Serwisowe podejście do usług.

Znaczna część korespondencji biznesowej jest prowadzona drogą mailową. W dobie obecnego rozwoju technologicznego istnieje jednak wiele innych rozwiązań, które są wygodniejsze i bezpieczniejsze. Należą do nich:

• portale dla partnerów (np. firmy Cisco, Shell, Unilever),
• portale oraz dedykowane dyski sieciowe dla klientów (np. firmy Warta, Allianz).

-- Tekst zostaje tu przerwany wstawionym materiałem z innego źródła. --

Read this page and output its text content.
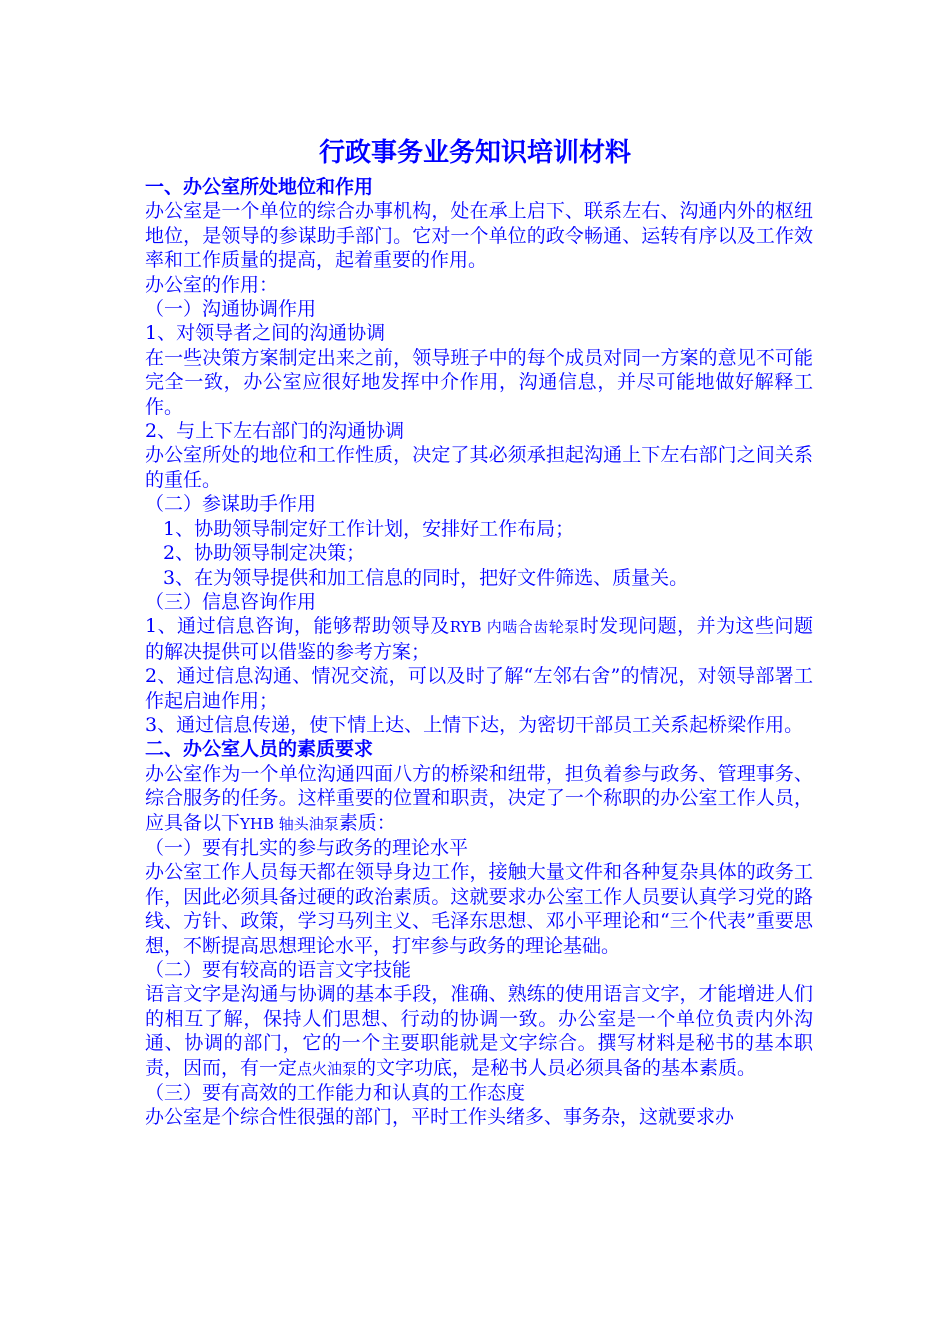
行政事务业务知识培训材料

一、办公室所处地位和作用

办公室是一个单位的综合办事机构，处在承上启下、联系左右、沟通内外的枢纽地位，是领导的参谋助手部门。它对一个单位的政令畅通、运转有序以及工作效率和工作质量的提高，起着重要的作用。

办公室的作用：

（一）沟通协调作用

1、对领导者之间的沟通协调

在一些决策方案制定出来之前，领导班子中的每个成员对同一方案的意见不可能完全一致，办公室应很好地发挥中介作用，沟通信息，并尽可能地做好解释工作。

2、与上下左右部门的沟通协调

办公室所处的地位和工作性质，决定了其必须承担起沟通上下左右部门之间关系的重任。

（二）参谋助手作用

1、协助领导制定好工作计划，安排好工作布局；

2、协助领导制定决策；

3、在为领导提供和加工信息的同时，把好文件筛选、质量关。

（三）信息咨询作用

1、通过信息咨询，能够帮助领导及RYB 内啮合齿轮泵时发现问题，并为这些问题的解决提供可以借鉴的参考方案；

2、通过信息沟通、情况交流，可以及时了解“左邻右舍”的情况，对领导部署工作起启迪作用；

3、通过信息传递，使下情上达、上情下达，为密切干部员工关系起桥梁作用。

二、办公室人员的素质要求

办公室作为一个单位沟通四面八方的桥梁和纽带，担负着参与政务、管理事务、综合服务的任务。这样重要的位置和职责，决定了一个称职的办公室工作人员，应具备以下YHB 轴头油泵素质：

（一）要有扎实的参与政务的理论水平

办公室工作人员每天都在领导身边工作，接触大量文件和各种复杂具体的政务工作，因此必须具备过硬的政治素质。这就要求办公室工作人员要认真学习党的路线、方针、政策，学习马列主义、毛泽东思想、邓小平理论和“三个代表”重要思想，不断提高思想理论水平，打牢参与政务的理论基础。

（二）要有较高的语言文字技能

语言文字是沟通与协调的基本手段，准确、熟练的使用语言文字，才能增进人们的相互了解，保持人们思想、行动的协调一致。办公室是一个单位负责内外沟通、协调的部门，它的一个主要职能就是文字综合。撰写材料是秘书的基本职责，因而，有一定点火油泵的文字功底，是秘书人员必须具备的基本素质。

（三）要有高效的工作能力和认真的工作态度

办公室是个综合性很强的部门，平时工作头绪多、事务杂，这就要求办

Kiedy już jednak korzystasz z korespondencji e-mail, pomyśl o bezpieczeństwie informacji, które przesyłasz. Stosuj  zaszyfrowanie wiadomości i przesyłaj  załączniki opatrzone podpisem elektronicznym.

Bezpieczna komunikacja

Komunikacja w biznesie jest najważniejsza. Często przedmiotem wymiany jest informacja poufna, warto ocenić, czy kanały komunikacji, które stosujesz, są tymi najbardziej bezpiecznymi. Wprowadź dwuskładnikowe uwierzytelnianie, stosuj jednorazowe hasła, przydzielaj minimalne uprawnienia oraz sprawdź czy podstawowe zasady bezpieczeństwa zostały zastosowane. Wymagaj tego samego od swoich partnerów biznesowych.

W obronie przed atakami i wyciekami poufnych danych trzeba mieć zaufanych partnerów. Procedury w połączeniu z dzisiejszą technologią sprawiają, że firmowe aktywa oraz współpraca z klientami i kontrahentami mogą być bezpieczne pod warunkiem, że nauczymy się bronić naszej fortecy nie tylko na jej progu.